Los botellones son la válvula de escape de los chicos y chicas postpandemia. Una forma de socializar que no entiende de clases y que iguala a todos en su diversión. A la mayoría de los que acuden a estas fiestas lo que les une es que son miembros de la generación Z. Es decir, nacidos a partir de 1996 con internet en casa. Estos jóvenes han crecido con la red de redes, y eso ha moldeado una personalidad que se puede resumir en dos palabras: inmediatez e irreverencia.

Inmediatez porque lo quieren todo rápidamente y además la tecnología lo permite. Por ejemplo, unirse a la juerga cuando quieran gracias a la geolocalización. O prescindir de horarios y entradas a discotecas porque ya tienen la mejor música debido al streaming de sus móviles y, potentes a la vez que pequeñísimos, altavoces. Irreverencia que les hace llevar la contraria a padres, profesores y hasta a la autoridad. Una irreverencia de la que abusan porque saben que no tendrá consecuencias para ellos.

Los responsables universitarios o políticos no ejercen como tales y, por miedo al qué dirán, no disuelven los botellones

Por supuesto que es sano desafiar lo establecido, pero siempre que se haga con argumentos. Cuando un alumno me alerta de un fallo en mi explicación o un hijo mío corrige mi pronunciación en inglés, ambos mejoramos y el mundo es mejor. Pero si el desafío a la autoridad de los mayores usa la violencia o pone en peligro la convivencia, esa irreverencia ha de tener consecuencias en un Estado de derecho.

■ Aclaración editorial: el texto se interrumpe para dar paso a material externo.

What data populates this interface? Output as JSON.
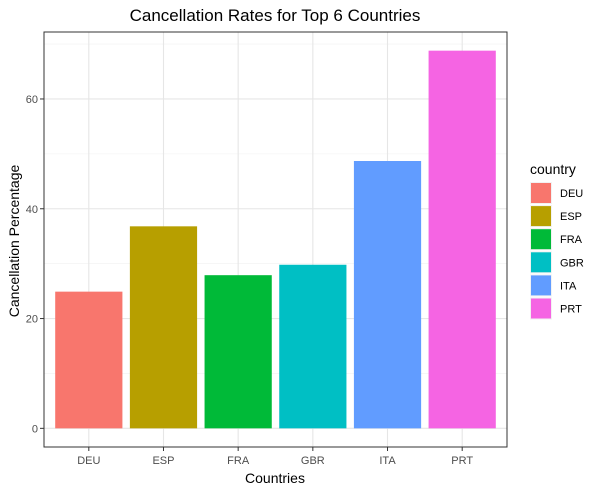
{
  "chart_data": {
    "type": "bar",
    "title": "Cancellation Rates for Top 6 Countries",
    "xlabel": "Countries",
    "ylabel": "Cancellation Percentage",
    "categories": [
      "DEU",
      "ESP",
      "FRA",
      "GBR",
      "ITA",
      "PRT"
    ],
    "values": [
      24.9,
      36.8,
      27.9,
      29.8,
      48.7,
      68.8
    ],
    "ylim": [
      -3.4,
      72.2
    ],
    "yticks": [
      0,
      20,
      40,
      60
    ],
    "grid": true,
    "legend": {
      "title": "country",
      "placement": "right",
      "items": [
        "DEU",
        "ESP",
        "FRA",
        "GBR",
        "ITA",
        "PRT"
      ]
    },
    "colors": [
      "#F8766D",
      "#B79F00",
      "#00BA38",
      "#00BFC4",
      "#619CFF",
      "#F564E3"
    ]
  }
}
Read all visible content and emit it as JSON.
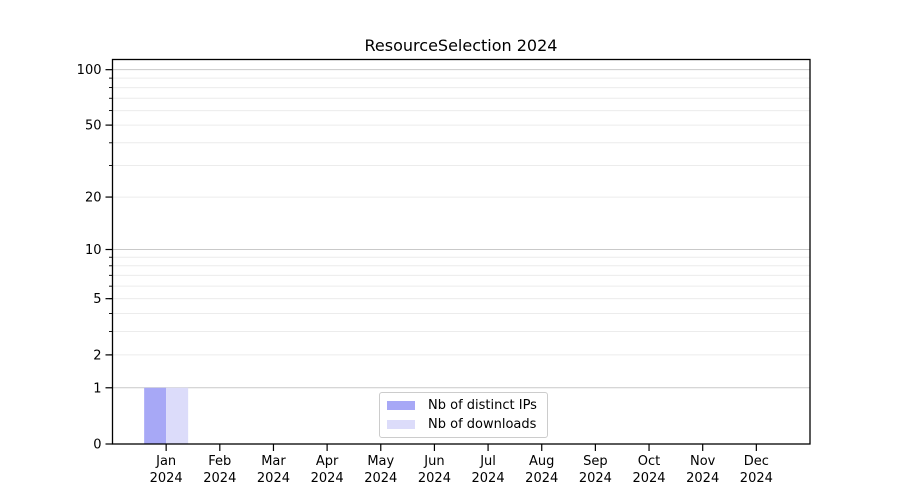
{
  "chart_data": {
    "type": "bar",
    "title": "ResourceSelection 2024",
    "year_label": "2024",
    "categories": [
      "Jan",
      "Feb",
      "Mar",
      "Apr",
      "May",
      "Jun",
      "Jul",
      "Aug",
      "Sep",
      "Oct",
      "Nov",
      "Dec"
    ],
    "series": [
      {
        "name": "Nb of distinct IPs",
        "color": "#a7a8f6",
        "values": [
          1,
          0,
          0,
          0,
          0,
          0,
          0,
          0,
          0,
          0,
          0,
          0
        ]
      },
      {
        "name": "Nb of downloads",
        "color": "#dcdcfa",
        "values": [
          1,
          0,
          0,
          0,
          0,
          0,
          0,
          0,
          0,
          0,
          0,
          0
        ]
      }
    ],
    "yscale": "log1p",
    "ylim": [
      0,
      113.5
    ],
    "yticks": [
      0,
      1,
      2,
      5,
      10,
      20,
      50,
      100
    ],
    "yticks_minor": [
      2,
      3,
      4,
      5,
      6,
      7,
      8,
      9,
      20,
      30,
      40,
      50,
      60,
      70,
      80,
      90
    ],
    "grid_major_lines": [
      1,
      10,
      100
    ],
    "grid": "horizontal",
    "legend_position": "lower center",
    "xlabel": "",
    "ylabel": ""
  },
  "colors": {
    "background": "#ffffff",
    "grid_minor": "#ececec",
    "grid_major": "#c9c9c9",
    "spine": "#000000",
    "tick": "#000000",
    "text": "#000000",
    "legend_border": "#cccccc",
    "legend_bg": "#ffffff"
  }
}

El problema con los botellones, por tanto, no es solo de los jóvenes, sino de la impunidad. La cuestión radica en que los que no somos jóvenes nos hemos contagiado de esta era líquida, que decía el filósofo Bauman, en la que ya no hay certezas y todo es voluble. Los responsables universitarios o políticos no ejercen como tales y, por miedo al qué dirán, no disuelven los botellones. Una meliflua forma de entender la autoridad ha dado alas a los excesos de estas semanas. La solución la tenemos cerca, pero exige moverse. Jóvenes que se comporten mejor y adultos que ejerzan como tales frenando los desmanes.